NJ scored in top half of most categories
The Garden State scored in the top half of all states in almost every indicator in the “healthy lives” category and ranks ninth nationwide, results that may reflect the growing focus on population health under state Department of Health Commissioner Cathleen Bennett, who has prioritized programs that help communities provide nutrition education, farmers markets, healthy choices at local stores, and walking trails, bike racks and other improvements to encourage physical activity.
“Obesity rates are definitely trending downward in New Jersey,” Bennett said Wednesday. “We are encouraged by recent news about positive trends in obesity rates. The Department and its partners continue to invest in our communities — our towns, nonprofits and hospitals to build a culture of health.”
But the public health indicators paint a less positive picture when it comes to low-income residents or individuals of color in the Garden State; while the state ranks 16th overall in the “equity” category, several of these indicators are trending downward. Low-income children here are less likely to get the vaccines they need than those in many other states, and more likely to be hospitalized for asthma.

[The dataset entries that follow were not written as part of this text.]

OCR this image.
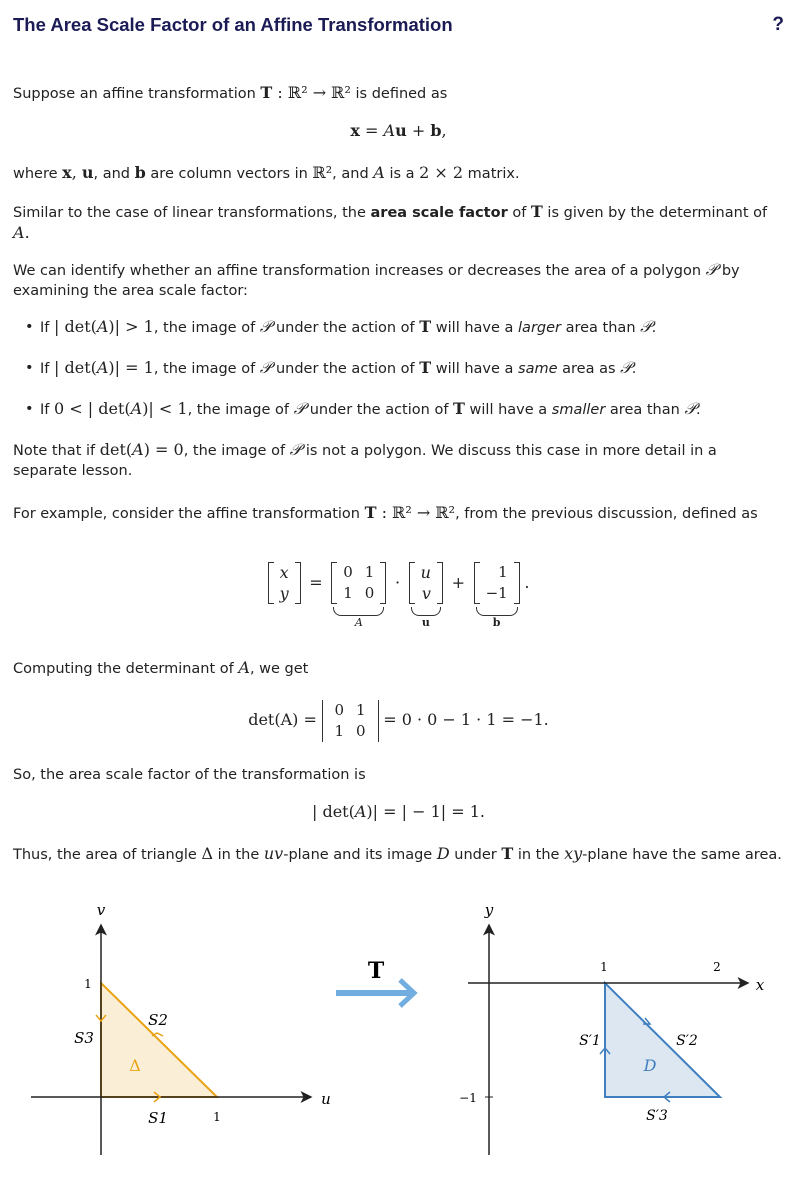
The Area Scale Factor of an Affine Transformation	?
Suppose an affine transformation T : ℝ² → ℝ² is defined as
x = Au + b,
where x, u, and b are column vectors in ℝ², and A is a 2 × 2 matrix.
Similar to the case of linear transformations, the area scale factor of T is given by the determinant of A.
We can identify whether an affine transformation increases or decreases the area of a polygon 𝒫 by examining the area scale factor:
• If | det(A)| > 1, the image of 𝒫 under the action of T will have a larger area than 𝒫.
• If | det(A)| = 1, the image of 𝒫 under the action of T will have a same area as 𝒫.
• If 0 < | det(A)| < 1, the image of 𝒫 under the action of T will have a smaller area than 𝒫.
Note that if det(A) = 0, the image of 𝒫 is not a polygon. We discuss this case in more detail in a separate lesson.
For example, consider the affine transformation T : ℝ² → ℝ², from the previous discussion, defined as
x
y
=
0	1
1	0
A
·
u
v
u
+
1
−1
b
.
Computing the determinant of A, we get
det(A) = 0	1
1	0
= 0 · 0 − 1 · 1 = −1.
So, the area scale factor of the transformation is
| det(A)| = | − 1| = 1.
Thus, the area of triangle Δ in the uv-plane and its image D under T in the xy-plane have the same area.
u
v
1
1
Δ
S1
S2
S3
T
x
y
1	2
−1
D
S′1	S′2
S′3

And black adults here are more likely to have lost at least a half-dozen teeth than those in other states, Commonwealth found, a problem that appears to be growing.
(The DOH said that overall New Jersey’s vaccination rate, as reported by school and preschool facilities, is more than the 95 percent required for these immunizations and the department has worked hard to educate healthcare providers, public health officials and parents about the importance of these vaccines — and to dispel myths about their potential dangers. The Commonwealth report may not reflect recent upticks in immunization coverage for all groups, the DOH noted.)
The state ranked 20th nationwide for “prevention and treatment,” gaining points for the total number of children — of all races and income groups — to have received all their vaccines and the ability of home health providers to get patients up and moving. But New Jersey lagged in other indicators in this category, including providing mental healthcare for disabled children and communications between hospital staff and patients about their daily needs and discharge plans.
High rates of hospital re-admissions and nursing home re-admittance and costlier care drove down the Garden State’s national ranking to 45th on the “avoidable hospital use and cost” category, according to Commonwealth. But the report also shows that the trend in re-admissions and re-admittance is improving, and the state continues to do well in helping Medicare patients avoid emergency room visits.